Ok thank you very much ! (Yes it's the setup we used.)

## 1. Why is the acceleration of gravity different at different locations?

The acceleration of gravity, or the force that pulls objects toward the center of the Earth, varies at different locations due to several factors. These include the shape and rotation of the Earth, as well as the distribution of mass within the Earth. Additionally, variations in altitude and the presence of other large objects with gravitational pull can also affect the acceleration of gravity.

## 2. How is the acceleration of gravity measured?

The acceleration of gravity is typically measured using specialized equipment such as a pendulum or a free-falling object, which can calculate the time it takes for an object to fall a certain distance. This measurement is then used in the equation a = g to determine the acceleration of gravity, where a is the acceleration and g is the gravitational constant.

## 3. Why is the acceleration of gravity often rounded to 9.8 m/s²?

The acceleration of gravity is often rounded to 9.8 m/s² for simplicity and convenience in calculations. The actual value of g varies slightly depending on location, but 9.8 m/s² is a close approximation that is easy to work with in equations and measurements.

## 4. What factors can affect the accuracy of measuring the acceleration of gravity?

There are several factors that can affect the accuracy of measuring the acceleration of gravity, including air resistance, friction, and the precision of the measuring equipment.
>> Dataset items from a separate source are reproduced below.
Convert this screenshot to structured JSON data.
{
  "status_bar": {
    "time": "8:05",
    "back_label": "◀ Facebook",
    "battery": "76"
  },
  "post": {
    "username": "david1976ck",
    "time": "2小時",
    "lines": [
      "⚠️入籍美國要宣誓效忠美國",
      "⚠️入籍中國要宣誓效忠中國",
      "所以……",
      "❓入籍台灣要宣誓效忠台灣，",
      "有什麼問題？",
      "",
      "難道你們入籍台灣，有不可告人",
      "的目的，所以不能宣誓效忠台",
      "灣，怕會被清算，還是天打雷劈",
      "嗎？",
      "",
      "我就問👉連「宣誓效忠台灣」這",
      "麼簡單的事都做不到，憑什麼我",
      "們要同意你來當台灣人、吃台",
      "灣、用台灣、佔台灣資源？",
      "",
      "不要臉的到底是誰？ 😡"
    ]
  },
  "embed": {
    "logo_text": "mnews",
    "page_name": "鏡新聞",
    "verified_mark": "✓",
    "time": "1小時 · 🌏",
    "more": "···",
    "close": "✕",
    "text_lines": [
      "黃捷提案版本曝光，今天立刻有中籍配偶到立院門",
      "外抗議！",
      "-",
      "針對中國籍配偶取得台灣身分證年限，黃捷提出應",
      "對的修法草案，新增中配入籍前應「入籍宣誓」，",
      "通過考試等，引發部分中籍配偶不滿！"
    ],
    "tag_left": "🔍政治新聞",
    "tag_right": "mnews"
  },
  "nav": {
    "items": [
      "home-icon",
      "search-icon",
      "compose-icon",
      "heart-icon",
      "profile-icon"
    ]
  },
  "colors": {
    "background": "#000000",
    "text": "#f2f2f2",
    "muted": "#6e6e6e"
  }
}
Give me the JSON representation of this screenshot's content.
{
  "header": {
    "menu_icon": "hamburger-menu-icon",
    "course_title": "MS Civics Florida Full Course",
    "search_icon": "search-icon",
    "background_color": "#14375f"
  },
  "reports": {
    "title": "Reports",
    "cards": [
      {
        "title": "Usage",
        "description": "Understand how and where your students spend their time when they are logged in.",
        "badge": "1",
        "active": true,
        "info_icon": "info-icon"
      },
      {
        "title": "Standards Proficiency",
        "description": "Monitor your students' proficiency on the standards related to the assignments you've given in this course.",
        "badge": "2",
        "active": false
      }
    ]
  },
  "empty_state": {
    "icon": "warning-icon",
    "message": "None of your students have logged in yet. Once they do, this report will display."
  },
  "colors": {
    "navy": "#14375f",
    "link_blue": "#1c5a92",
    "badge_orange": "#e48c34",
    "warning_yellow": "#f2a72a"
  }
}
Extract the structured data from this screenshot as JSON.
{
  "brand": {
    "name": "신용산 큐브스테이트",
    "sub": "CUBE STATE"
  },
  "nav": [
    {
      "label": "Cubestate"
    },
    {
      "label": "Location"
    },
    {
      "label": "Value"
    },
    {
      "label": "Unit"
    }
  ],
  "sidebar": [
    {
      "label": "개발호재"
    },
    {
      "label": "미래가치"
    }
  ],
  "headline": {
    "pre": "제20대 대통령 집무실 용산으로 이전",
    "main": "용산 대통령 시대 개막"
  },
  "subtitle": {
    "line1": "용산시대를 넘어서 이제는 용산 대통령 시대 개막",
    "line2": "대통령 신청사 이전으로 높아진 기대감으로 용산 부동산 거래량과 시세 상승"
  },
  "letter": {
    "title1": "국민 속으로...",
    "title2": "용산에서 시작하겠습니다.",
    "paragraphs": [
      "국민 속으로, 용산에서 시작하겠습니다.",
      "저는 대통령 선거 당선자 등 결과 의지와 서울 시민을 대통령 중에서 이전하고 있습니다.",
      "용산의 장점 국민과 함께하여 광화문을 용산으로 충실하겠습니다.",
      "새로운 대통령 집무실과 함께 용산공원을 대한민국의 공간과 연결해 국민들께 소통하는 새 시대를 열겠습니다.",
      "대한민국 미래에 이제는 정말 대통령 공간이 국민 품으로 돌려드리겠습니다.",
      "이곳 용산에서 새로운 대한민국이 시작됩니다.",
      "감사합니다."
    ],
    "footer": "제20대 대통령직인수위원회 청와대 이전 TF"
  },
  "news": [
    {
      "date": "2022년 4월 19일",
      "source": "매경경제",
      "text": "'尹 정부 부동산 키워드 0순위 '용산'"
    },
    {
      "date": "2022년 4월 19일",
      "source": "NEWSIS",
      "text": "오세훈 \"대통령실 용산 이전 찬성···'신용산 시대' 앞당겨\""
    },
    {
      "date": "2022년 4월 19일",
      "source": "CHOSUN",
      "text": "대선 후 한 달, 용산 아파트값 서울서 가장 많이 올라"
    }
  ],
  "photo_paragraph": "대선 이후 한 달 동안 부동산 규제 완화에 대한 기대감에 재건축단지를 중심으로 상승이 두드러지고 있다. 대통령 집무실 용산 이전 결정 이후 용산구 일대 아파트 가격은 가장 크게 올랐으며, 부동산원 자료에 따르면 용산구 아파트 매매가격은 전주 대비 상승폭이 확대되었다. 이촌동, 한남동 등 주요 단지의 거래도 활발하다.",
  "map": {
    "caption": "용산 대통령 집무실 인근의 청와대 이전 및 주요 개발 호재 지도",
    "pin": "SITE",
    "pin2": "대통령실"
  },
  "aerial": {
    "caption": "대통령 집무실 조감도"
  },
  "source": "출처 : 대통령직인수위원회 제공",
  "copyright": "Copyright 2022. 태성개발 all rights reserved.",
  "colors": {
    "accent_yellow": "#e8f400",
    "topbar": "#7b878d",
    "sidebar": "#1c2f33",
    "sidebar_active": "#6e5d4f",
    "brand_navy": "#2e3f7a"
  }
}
Additionally, human error and external forces such as wind can also impact the accuracy of measurements.

## 5. Can the acceleration of gravity change over time?

While the acceleration of gravity can vary at different locations, it is generally considered a constant value. However, small changes in the Earth's rotation or distribution of mass can cause slight variations in g, though these changes are typically too small to be noticeable or have a significant impact on measurements.